Aunque podríamos enumerar unos cuantos más elementos de primer orden de importancia, como el confinamiento de la población consecuencia de una pandemia mundial. “Conflictos geopolíticos”, un eufemismo para lo que siempre han sido, llanamente, guerras. U otras cuestiones derivadas del giro radical del “orden mundial” motivado por el incumplimiento discrecional de quien se cree el amo del mundo.
El caso es que ya nada es “como antes” y que esto está teniendo un claro reflejo en el consumo y nuestro sector.
Un sector vitivinícola que, ya de por sí, estaba sufriendo una importante revolución en su consumo, principalmente como consecuencia de un relevo generacional que cambios sociales truncaron. Así como importantes transformaciones en la propia estructura productiva (viñedo y bodegas), incentivadas por la misma necesidad de dotarse de herramientas con las que girar la mirada del sector al consumidor, pero que provocó efectos colaterales como pudiera ser el aumento desmesurado de una producción para la que no se había previsto su colocación.
Hasta la propia globalización, bajo la que se desarrolló el comercio de finales del siglo XX y la gran mayoría de lo que llevamos del XXI, se vio truncada, volviendo a los principios imperantes, de la primera mitad del pasado siglo, basados en el proteccionismo.
Bajo este entorno, ¿hay alguien que todavía piense que no es necesario revisar las políticas y estrategias definidas hace apenas cinco años?
Esgrimimos la valorización como tabla de salvación y objetivo por el que pasa el porvenir de nuestro futuro. Pero no sólo nosotros. Todos los productores del mundo lo están haciendo. También los de Champagne que son los que tienen un precio medio por sus vinos más alto del mundo (que no los ha librado de una profunda crisis).
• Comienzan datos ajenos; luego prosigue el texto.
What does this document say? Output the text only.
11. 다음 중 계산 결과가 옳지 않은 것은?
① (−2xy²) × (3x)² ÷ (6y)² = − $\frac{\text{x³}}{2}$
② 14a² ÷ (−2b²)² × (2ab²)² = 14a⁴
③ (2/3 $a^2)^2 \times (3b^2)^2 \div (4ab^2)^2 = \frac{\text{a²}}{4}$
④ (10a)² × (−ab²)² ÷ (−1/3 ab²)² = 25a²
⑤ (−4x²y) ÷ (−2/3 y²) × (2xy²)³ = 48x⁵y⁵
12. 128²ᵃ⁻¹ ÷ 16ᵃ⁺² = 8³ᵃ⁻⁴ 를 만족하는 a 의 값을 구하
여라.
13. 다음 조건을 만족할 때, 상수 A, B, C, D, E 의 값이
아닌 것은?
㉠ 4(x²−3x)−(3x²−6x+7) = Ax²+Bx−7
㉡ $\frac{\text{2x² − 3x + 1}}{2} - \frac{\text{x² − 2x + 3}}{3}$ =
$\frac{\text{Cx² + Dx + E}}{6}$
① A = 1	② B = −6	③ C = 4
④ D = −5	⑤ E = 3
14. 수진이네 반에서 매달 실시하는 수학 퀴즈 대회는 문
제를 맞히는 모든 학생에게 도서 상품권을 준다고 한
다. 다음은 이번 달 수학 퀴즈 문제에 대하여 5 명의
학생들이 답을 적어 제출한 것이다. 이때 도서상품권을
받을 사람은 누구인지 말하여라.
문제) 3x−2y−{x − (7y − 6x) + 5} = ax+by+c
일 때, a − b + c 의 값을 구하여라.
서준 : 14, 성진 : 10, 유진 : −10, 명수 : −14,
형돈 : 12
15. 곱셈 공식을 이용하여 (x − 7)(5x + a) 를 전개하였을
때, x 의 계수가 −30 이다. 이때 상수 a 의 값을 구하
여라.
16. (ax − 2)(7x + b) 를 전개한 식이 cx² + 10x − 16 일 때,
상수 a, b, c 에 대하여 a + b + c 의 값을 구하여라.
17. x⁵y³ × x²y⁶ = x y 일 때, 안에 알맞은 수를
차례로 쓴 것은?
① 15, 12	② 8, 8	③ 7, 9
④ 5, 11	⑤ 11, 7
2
Conscientes de esta situación la Unión Europea ha tomado cartas en el asunto y el Consejo de la UE del pasado día 23 adoptaba el Reglamento sobre un marco de modernización que haga al sector más competitivo, resiliente y orientado al futuro,
Mirando hacia los “nuevos consumidores” incluye los vinos con menor graduación alcohólica. Una desnaturalización de nuestros vinos, que persigue un producto “más frescos”, ligero y con menos alcohol, mucho menos alcohol; hasta nada de alcohol.
Y, muy posiblemente, estemos en lo correcto y de igual forma que cuando, en 2008, nos enfrentamos al arranque de trescientas mil hectáreas con la que nos amenazaban desde Bruselas, bajo el argumento de que destinar seis o siete millones de hectolitros para la obtención de alcohol vínico no se podía considerar una “utilización” sino la retirada de un producto para la que no había mercado; la elaboración de productos de “bajo contenido alcohólico” pueda ser una solución a los excedentes actuales.
Pero, cuidado, no vaya a ser que, cuando haya mercado para este tipo de producto, la consecuencia no vaya a ser que se incremente la producción de vinos de bajísima calidad y los rendimientos aumenten, puesto que lo contrario (elevada calidad y rendimientos controlados) no es fundamental para su nuevo destino bajo en (o sin) alcohol.